Benavidez, son of former Cibola County Sheriff Salvador Benavidez, Sr., was taken to Cibola General Hospital where he was pronounced dead on arrival at 7:30 p.m.

Savaadra, Sheriff Johnny Valdez and CCSO Lt. Harry Hall were at the emergency room with the victim and contacted his mother, Paula Delara, in Globe, Ariz.

The undersheriff said the victim was shot once in the upper left chest area and the bullet penetrated his heart.

Investigations concluded the shooting was an accident and no charges have been filed. Savaadra said the case will be reviewed by the 13th Judicial District Attorney’s Office but CCSO has no plans to file any charges.
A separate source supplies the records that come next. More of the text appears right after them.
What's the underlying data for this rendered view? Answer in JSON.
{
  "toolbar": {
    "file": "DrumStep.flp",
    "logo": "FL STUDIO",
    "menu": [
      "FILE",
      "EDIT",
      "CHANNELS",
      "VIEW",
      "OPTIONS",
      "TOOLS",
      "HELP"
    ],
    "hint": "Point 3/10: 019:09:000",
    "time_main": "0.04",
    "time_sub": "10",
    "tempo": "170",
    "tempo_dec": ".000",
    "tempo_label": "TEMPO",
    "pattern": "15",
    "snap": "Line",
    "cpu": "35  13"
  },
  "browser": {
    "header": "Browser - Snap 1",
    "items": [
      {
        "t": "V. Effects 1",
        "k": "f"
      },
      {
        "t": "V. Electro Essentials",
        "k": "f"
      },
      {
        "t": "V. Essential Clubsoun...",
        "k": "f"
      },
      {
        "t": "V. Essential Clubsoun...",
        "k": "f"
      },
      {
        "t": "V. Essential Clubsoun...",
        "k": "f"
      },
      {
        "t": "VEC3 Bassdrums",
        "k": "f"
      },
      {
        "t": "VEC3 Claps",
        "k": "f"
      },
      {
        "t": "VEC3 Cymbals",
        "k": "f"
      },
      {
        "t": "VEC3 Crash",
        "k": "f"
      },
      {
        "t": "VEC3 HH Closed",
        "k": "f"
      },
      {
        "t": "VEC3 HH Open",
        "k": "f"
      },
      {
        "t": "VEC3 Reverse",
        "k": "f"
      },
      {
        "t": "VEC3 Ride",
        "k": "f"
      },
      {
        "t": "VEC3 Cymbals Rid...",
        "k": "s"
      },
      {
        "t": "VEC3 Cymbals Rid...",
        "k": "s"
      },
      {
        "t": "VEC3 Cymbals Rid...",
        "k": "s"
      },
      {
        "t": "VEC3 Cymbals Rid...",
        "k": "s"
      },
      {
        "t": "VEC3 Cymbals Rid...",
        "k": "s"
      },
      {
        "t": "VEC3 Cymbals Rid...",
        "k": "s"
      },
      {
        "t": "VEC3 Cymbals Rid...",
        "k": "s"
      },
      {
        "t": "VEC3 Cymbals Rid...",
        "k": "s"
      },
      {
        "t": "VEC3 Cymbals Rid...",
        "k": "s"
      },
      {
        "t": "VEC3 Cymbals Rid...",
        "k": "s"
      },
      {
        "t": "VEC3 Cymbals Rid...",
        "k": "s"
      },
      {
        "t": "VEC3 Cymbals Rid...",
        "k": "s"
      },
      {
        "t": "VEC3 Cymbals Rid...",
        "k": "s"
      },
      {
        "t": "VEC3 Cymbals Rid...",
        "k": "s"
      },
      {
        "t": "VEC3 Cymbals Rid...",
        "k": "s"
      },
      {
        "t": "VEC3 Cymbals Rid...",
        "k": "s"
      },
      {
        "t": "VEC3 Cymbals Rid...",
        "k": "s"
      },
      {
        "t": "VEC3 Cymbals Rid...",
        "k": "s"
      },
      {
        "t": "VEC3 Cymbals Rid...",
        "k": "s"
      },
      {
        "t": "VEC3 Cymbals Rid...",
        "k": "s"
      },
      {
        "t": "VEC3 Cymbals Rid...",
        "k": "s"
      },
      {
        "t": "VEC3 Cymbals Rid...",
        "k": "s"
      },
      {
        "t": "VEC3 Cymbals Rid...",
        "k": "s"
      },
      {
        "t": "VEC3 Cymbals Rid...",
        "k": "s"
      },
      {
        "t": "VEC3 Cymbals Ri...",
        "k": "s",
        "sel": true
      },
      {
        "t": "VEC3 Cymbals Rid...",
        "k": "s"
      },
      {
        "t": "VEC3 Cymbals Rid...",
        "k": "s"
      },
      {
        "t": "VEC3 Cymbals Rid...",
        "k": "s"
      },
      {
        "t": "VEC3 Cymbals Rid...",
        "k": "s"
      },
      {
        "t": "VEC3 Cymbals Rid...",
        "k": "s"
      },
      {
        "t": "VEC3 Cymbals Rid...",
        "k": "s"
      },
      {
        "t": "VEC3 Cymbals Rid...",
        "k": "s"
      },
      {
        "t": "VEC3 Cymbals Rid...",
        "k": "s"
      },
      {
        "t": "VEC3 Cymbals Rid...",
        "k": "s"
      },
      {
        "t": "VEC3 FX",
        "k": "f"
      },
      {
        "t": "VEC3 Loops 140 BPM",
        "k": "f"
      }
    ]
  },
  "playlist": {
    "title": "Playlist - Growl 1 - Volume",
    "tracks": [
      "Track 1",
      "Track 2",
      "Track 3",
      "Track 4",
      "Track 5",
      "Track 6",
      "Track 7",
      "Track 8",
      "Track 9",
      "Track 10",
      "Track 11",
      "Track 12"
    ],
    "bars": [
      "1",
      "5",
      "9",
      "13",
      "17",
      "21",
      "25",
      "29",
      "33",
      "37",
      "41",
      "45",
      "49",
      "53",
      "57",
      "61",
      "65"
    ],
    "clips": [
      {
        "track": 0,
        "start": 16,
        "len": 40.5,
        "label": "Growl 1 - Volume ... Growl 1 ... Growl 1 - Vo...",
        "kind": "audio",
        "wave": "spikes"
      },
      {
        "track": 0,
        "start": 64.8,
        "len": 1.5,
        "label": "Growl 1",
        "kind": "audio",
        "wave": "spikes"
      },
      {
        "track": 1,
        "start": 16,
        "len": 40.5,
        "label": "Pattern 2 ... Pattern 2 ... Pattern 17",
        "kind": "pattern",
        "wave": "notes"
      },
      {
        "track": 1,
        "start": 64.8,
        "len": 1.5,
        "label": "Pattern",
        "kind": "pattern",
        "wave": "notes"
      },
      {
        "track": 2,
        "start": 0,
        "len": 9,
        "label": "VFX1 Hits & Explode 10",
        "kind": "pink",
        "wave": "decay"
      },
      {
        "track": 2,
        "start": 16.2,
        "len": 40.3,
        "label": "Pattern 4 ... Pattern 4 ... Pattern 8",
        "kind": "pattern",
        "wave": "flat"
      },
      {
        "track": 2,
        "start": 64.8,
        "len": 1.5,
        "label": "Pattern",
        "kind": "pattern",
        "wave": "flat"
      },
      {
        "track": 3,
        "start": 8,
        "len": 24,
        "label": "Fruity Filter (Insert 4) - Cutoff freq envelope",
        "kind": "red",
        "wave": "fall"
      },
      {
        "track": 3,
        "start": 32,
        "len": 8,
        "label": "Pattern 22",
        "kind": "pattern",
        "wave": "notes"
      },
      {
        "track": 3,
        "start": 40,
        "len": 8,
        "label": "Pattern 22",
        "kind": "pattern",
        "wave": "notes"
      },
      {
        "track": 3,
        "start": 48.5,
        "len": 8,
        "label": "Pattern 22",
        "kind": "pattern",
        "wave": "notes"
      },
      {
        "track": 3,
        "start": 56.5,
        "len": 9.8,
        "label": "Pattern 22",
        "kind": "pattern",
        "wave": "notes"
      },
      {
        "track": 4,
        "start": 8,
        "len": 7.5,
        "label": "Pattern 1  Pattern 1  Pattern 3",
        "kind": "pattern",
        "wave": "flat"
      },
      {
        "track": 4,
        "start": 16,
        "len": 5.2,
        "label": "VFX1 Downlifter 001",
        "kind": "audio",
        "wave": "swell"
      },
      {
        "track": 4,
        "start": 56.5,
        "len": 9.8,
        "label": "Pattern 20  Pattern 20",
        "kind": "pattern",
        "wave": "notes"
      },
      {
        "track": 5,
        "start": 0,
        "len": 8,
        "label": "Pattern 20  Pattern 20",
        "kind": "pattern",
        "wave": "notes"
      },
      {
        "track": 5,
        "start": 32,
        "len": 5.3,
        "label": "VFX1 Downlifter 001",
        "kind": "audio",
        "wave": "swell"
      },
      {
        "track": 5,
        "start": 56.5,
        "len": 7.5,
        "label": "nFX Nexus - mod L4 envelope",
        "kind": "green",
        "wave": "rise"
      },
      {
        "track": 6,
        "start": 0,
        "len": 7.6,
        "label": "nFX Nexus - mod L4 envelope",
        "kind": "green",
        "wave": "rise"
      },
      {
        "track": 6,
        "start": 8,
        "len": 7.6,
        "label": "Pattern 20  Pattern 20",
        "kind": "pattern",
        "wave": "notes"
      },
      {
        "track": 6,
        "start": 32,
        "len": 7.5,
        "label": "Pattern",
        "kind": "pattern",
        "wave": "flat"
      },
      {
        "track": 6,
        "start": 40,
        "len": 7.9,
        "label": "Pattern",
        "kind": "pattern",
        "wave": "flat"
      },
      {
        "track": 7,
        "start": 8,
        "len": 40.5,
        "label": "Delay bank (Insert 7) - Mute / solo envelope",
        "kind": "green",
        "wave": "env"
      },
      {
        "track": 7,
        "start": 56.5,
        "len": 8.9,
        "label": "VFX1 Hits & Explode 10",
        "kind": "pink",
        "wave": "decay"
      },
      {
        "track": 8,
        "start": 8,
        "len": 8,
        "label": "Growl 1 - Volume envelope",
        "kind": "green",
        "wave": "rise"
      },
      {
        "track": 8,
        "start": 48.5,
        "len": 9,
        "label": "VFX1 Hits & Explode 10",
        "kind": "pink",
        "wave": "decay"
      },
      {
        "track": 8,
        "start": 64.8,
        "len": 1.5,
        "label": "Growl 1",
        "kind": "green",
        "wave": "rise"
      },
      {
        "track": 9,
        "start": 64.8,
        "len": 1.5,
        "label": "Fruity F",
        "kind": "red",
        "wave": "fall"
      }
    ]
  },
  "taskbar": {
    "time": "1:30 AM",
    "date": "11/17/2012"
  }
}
The boys, who had been shooting the varmints for the three days before the incident, left Benavidez Sr. at the gate to a field and drove onto the family’s property, Savaadra explained. He said that the elder Benavidez saw the truck stop, the door open and the boy fall out, but heard no gun shots.

Investigators determined that the Benavidez was shot at close range with a short barrel .22-caliber lever-action rifle when the second child was loaded the firearm and it accidentally discharged.

According to Savaadra’s information, Benavidez stopped the truck and reached behind the seat for the rifle, then handed it to the other boy with the barrel pointed in his own direction, then the other boy loaded the firearm, which discharged when the barrel was closed. The Undersheriff said the rifle was known to have a sensitive trigger.

The sheriff’s office spokesman said Benavidez, Sr. had trained his son in safe firearm handling. No information is available about the hunting background of the other boy.

Chief Robert Hays of Grants Fire and Rescue said that a single shot from a .22-rifle, often considered a less dangerous firearm than most, can cause a fatal injury when the bullet enters the thoracic cavity at certain angles. He added that the risk is much greater in a child or teen.